Rysunek 3a. Ilustruje to klonowanie PIPE, w którym syntetyczna wstawka genu (pomarańczowa) jest amplifikowana przez zaprojektowane startery do przodu (czerwono-pomarańczowe linie) i wsteczne (pomarańczowo-niebieskie linie) w celu wygenerowania materiału do wstawienia PCR. Wektor ekspresji jest amplifikowany starterami odwróconymi (czerwono-czarne linie) i naprzód (niebiesko-czarne linie) w celu wygenerowania wektorowego materiału PCR. Sekwencje końcowe produktów iPCR są komplementarne do końcowych sekwencji produktów vPCR (czerwony dla dopełniaczy iPCR, czerwony dla vPCR i niebieski dla dopełniaczy iPCR, niebieski dla vPCR). Pozwala to produktom iPCR i vPCR na wyżarzanie w celu wytworzenia plazmidów, które są replikowane po przekształceniu w chemicznie kompetentne komórki E. coli gospodarza BL21(DE3).

Rysunek 3b. Analiza produktów iPCR z podjednostki PB2 w żelu agarozowym. Niepowodzenia iPCR mogą być postrzegane jako słabe lub rozmazane prążki, podczas gdy udane produkty iPCR są reprezentowane przez wytrzymałe prążki. Jakość produktu iPCR może być ogólnie skorelowana z sukcesem klonowania. Markery masy cząsteczkowej są w kilodaltonach. Rysunek jest reprodukowany z Raymond et al., 2011 12.

Rysunek 4. Etapy inżynierii genetycznej docelowych białek PB2 przeprowadzono przy użyciu oprogramowania Gene Composer. Po ustaleniu zmodyfikowanej sekwencji kwasu nukleinowego dla każdego celu, dla każdego z nich zaprojektowano 6-7 alternatywnych konstruktów białkowych. Równoległe przetwarzanie wielu celów na początkowych etapach projektowania genów i klonowania zaowocowało 34 konstruktami, z których 14 było żywotnymi celami, które wytwarzały rozpuszczalne białka w E. coli.

Rysunek 5. Reprezentatywna analiza SDS-PAGE fermentacji na dużą skalę wykazała solidną ekspresję białka (oczekiwana wielkość 25,76 kDa), około 50% rozpuszczalnego (ścieżka 4) i około 50% rozszczepienia 6-krotnego znacznika His-Smt z eluowanego białka (ścieżka 7).

Rysunek 6. Wyniki SDS-PAGE dla trzech konstruktów podjednostki polimerazy PB2. Pas 1, znaczniki masy cząsteczkowej (oznaczone po lewej stronie w kDa); pasy 2, 6 i 10, białko zbiorcze z kolumny niklu 1; pasy 3, 7 i 11, przepływ rozszczepionego białka w buforze A z niklu 2; pasy 4, 8 i 12, usunięcie znacznika 6x His-Smt w buforze B z Nickel 2.

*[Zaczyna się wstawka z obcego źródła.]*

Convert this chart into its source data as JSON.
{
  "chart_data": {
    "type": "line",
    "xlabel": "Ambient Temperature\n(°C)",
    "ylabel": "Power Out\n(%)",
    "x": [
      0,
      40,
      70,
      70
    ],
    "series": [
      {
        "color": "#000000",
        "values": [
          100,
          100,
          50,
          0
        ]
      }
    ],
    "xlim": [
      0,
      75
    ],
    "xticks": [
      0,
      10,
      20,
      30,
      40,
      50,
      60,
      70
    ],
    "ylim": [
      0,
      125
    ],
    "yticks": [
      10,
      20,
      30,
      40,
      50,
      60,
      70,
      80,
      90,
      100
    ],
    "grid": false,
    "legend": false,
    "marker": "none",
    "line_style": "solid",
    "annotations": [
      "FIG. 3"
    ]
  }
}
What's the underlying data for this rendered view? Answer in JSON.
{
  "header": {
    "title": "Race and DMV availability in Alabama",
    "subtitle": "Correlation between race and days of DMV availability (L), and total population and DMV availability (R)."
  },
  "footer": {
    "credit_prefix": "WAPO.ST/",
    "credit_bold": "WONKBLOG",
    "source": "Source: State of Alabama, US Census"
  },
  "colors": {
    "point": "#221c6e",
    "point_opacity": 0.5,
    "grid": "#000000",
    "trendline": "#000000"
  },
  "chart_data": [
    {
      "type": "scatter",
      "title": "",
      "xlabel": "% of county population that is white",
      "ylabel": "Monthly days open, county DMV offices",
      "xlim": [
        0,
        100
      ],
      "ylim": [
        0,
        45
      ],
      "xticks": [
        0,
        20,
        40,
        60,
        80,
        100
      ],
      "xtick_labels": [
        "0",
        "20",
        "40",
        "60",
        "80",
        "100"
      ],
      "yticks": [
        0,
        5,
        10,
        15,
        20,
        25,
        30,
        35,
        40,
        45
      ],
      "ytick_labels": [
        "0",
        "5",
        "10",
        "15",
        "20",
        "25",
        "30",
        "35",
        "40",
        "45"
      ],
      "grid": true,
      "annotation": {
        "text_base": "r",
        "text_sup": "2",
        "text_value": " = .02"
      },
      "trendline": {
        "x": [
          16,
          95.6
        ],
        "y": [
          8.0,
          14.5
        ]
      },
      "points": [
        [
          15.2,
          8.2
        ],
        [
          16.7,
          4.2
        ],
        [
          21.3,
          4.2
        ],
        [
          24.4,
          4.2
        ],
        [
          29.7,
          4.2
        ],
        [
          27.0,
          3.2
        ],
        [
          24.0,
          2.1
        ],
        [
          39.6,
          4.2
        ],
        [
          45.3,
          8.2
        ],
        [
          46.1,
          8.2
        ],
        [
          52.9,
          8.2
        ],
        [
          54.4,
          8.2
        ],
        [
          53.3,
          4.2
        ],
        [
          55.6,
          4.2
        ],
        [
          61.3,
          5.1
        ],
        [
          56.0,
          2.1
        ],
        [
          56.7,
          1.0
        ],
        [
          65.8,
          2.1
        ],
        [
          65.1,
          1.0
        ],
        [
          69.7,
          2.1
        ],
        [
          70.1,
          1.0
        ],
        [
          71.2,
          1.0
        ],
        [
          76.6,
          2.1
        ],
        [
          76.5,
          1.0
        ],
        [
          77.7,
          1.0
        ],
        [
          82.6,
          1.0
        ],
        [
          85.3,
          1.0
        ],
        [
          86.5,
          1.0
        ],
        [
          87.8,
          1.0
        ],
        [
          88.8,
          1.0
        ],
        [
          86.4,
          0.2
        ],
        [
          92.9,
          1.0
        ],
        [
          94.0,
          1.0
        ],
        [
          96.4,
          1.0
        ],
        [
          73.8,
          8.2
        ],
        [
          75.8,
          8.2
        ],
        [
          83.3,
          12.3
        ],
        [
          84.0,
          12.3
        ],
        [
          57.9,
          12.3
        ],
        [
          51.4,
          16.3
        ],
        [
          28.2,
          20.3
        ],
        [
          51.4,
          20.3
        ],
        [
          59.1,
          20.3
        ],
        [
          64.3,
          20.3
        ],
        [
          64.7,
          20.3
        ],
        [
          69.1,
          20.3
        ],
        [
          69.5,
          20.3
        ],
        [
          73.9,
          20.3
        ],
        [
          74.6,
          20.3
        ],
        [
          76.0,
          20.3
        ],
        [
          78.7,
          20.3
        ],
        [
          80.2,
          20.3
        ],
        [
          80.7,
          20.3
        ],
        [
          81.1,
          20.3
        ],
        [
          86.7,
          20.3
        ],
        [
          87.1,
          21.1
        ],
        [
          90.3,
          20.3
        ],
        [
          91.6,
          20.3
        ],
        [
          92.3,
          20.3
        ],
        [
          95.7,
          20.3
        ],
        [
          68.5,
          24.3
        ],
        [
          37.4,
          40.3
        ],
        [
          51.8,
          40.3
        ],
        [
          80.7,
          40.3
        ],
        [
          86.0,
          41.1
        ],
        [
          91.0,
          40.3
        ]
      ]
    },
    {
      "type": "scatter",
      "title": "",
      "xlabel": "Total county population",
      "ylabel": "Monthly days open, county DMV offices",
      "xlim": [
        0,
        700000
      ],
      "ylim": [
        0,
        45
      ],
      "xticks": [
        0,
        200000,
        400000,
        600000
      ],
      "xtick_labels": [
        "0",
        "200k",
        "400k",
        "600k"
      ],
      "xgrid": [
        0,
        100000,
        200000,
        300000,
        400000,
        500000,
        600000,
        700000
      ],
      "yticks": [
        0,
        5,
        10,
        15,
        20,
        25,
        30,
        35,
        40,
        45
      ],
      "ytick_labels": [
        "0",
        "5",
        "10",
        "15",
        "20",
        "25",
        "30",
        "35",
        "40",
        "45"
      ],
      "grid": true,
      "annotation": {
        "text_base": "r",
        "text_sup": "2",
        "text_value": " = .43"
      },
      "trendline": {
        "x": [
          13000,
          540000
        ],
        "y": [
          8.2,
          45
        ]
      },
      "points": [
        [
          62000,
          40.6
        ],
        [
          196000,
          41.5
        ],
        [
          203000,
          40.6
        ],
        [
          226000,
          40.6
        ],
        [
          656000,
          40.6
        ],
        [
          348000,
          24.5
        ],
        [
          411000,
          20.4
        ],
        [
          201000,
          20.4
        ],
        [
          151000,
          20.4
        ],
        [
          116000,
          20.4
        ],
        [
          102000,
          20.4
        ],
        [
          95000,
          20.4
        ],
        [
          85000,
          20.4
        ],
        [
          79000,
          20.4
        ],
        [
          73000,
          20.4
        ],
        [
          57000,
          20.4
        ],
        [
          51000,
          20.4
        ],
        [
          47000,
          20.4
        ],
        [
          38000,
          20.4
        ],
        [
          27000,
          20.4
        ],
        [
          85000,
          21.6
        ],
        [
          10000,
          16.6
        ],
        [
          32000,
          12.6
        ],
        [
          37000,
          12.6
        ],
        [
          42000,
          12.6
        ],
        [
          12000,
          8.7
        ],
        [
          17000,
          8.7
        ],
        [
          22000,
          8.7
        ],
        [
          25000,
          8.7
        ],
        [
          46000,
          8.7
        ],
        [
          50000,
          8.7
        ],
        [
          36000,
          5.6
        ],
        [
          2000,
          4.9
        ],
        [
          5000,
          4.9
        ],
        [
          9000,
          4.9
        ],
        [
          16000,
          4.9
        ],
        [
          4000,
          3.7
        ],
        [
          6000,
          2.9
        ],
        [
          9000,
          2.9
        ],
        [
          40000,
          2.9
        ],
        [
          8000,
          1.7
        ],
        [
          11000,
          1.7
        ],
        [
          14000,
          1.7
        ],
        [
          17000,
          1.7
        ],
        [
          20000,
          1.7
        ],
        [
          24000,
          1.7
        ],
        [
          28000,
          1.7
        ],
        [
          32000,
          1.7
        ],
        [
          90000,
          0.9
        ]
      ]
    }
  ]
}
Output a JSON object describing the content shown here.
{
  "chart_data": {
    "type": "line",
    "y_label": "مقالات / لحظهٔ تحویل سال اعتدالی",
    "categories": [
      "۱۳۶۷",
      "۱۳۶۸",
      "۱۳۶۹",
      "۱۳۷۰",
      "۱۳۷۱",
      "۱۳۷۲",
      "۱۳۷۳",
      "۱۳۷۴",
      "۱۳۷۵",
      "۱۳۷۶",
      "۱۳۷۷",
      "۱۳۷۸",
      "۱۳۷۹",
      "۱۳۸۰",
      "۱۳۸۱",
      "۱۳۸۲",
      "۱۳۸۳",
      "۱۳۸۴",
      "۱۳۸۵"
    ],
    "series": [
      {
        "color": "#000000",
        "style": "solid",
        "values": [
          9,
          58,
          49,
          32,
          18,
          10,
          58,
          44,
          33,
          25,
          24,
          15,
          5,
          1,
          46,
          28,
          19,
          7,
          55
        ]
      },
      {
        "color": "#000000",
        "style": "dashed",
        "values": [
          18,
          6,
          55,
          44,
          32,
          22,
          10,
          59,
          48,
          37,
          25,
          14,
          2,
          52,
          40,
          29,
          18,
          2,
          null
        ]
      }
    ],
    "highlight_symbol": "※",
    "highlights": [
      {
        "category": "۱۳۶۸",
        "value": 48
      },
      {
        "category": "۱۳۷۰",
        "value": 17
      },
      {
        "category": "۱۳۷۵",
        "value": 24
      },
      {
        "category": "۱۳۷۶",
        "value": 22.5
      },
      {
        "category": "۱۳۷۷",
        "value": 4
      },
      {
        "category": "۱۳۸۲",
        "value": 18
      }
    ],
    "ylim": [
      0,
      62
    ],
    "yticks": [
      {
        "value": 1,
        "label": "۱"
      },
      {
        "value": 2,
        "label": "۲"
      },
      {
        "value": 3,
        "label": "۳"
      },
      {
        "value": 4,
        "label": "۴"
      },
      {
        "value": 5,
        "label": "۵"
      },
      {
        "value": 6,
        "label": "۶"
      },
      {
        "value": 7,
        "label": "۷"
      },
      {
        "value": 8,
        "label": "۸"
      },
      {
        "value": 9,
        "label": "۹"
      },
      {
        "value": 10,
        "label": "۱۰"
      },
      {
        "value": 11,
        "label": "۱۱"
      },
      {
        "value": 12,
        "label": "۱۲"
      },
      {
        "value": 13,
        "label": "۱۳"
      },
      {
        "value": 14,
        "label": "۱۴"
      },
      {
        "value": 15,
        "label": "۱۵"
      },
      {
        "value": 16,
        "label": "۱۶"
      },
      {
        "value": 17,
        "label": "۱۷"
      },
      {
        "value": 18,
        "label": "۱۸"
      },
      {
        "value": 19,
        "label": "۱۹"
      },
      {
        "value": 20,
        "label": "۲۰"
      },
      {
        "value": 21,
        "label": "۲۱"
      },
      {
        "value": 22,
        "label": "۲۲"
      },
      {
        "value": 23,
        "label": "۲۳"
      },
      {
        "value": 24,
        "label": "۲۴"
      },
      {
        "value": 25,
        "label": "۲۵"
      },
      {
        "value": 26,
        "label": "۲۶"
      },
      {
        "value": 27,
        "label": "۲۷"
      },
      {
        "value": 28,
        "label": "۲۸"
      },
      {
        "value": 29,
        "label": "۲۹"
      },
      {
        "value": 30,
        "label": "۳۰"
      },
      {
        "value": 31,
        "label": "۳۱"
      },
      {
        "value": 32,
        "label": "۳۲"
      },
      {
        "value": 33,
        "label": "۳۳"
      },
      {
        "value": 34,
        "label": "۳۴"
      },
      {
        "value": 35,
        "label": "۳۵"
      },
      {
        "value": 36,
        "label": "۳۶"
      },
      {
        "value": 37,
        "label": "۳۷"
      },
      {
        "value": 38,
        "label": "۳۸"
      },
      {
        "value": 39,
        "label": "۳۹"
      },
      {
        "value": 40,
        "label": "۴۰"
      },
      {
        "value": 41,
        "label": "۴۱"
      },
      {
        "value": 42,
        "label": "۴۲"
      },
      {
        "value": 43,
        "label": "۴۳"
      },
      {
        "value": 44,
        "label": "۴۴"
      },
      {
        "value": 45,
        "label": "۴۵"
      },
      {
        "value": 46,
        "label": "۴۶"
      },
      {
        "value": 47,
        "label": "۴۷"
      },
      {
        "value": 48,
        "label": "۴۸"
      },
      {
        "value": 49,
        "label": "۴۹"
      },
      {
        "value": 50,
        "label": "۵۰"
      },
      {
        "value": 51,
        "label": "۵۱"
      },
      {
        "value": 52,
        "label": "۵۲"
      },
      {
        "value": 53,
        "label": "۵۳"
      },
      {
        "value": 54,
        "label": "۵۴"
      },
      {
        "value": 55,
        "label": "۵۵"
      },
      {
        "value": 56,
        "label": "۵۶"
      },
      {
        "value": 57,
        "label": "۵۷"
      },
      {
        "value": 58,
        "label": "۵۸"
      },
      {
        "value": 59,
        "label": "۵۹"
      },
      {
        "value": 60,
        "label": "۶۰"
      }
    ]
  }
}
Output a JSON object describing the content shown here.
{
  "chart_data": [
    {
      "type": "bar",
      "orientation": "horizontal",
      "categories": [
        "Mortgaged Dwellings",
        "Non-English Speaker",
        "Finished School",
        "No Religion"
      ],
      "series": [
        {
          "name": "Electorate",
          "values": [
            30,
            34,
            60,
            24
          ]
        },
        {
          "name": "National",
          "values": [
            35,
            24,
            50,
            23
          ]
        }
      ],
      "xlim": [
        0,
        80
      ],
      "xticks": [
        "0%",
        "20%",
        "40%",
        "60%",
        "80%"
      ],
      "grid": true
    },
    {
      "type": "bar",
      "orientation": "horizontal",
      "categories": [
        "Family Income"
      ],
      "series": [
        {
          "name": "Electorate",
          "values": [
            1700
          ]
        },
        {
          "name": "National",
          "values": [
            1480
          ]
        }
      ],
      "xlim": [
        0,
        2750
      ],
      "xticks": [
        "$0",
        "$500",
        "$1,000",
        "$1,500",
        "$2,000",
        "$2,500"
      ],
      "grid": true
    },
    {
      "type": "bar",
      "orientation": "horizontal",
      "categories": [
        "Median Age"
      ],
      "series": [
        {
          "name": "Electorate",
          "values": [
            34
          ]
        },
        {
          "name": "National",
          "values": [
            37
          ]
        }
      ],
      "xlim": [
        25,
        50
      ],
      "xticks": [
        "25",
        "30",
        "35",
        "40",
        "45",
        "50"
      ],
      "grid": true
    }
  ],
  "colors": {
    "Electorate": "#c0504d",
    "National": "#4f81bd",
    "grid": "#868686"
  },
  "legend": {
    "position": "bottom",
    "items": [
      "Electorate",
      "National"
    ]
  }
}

Rysunek 7. Schemat dyfuzji pary wodnej metodą kropli w pozycji siedzącej. Metoda kropli siedzącej do krystalizacji białek należy do kategorii dyfuzji pary. Metoda ta polega na oczyszczeniu próbki białka i środka strącającego w celu zrównoważenia z większym zbiornikiem zawierającym podobne warunki w wyższym stężeniu. Gdy woda odparowuje z próbki białka i przenosi się do zbiornika, stężenie środka strącającego wzrasta do optymalnego poziomu dla krystalizacji białka.

Rysunek 8. Kryształ białka podjednostki polimerazy PB2 ze szczepu wirusa grypy.

Rysunek 9. Obraz dyfrakcyjny rentgenowski podjednostki polimerazy PB2 ze szczepu wirusa grypy.

Rysunek 10. Diagramy wstęgowe cząsteczek w asymetrycznej jednostce krystalograficznej 4 struktur PB2. Struktury drugorzędne pokolorowane w tęczowy wzór z odpowiednimi kodami PDB. a) 3K2V (A/Yokohama/2017/2003/H3N2) b) 3KHW (A/Meksyk/InDRE4487/2009/H1N1) c) 3KC6 (A/Wietnam/1203/2004/H5N1) d) 3L56 (A/Wietnam/1203/2004/H5N1).

Rysunek 11. Analiza wyników dla docelowych wartości PB2 dla grypy za pomocą opisanych metod. Proces oznaczania struktury jest zilustrowany w pięciu krokach: klonowanie, rozpuszczalność, oczyszczanie, krystalizacja i określanie struktury.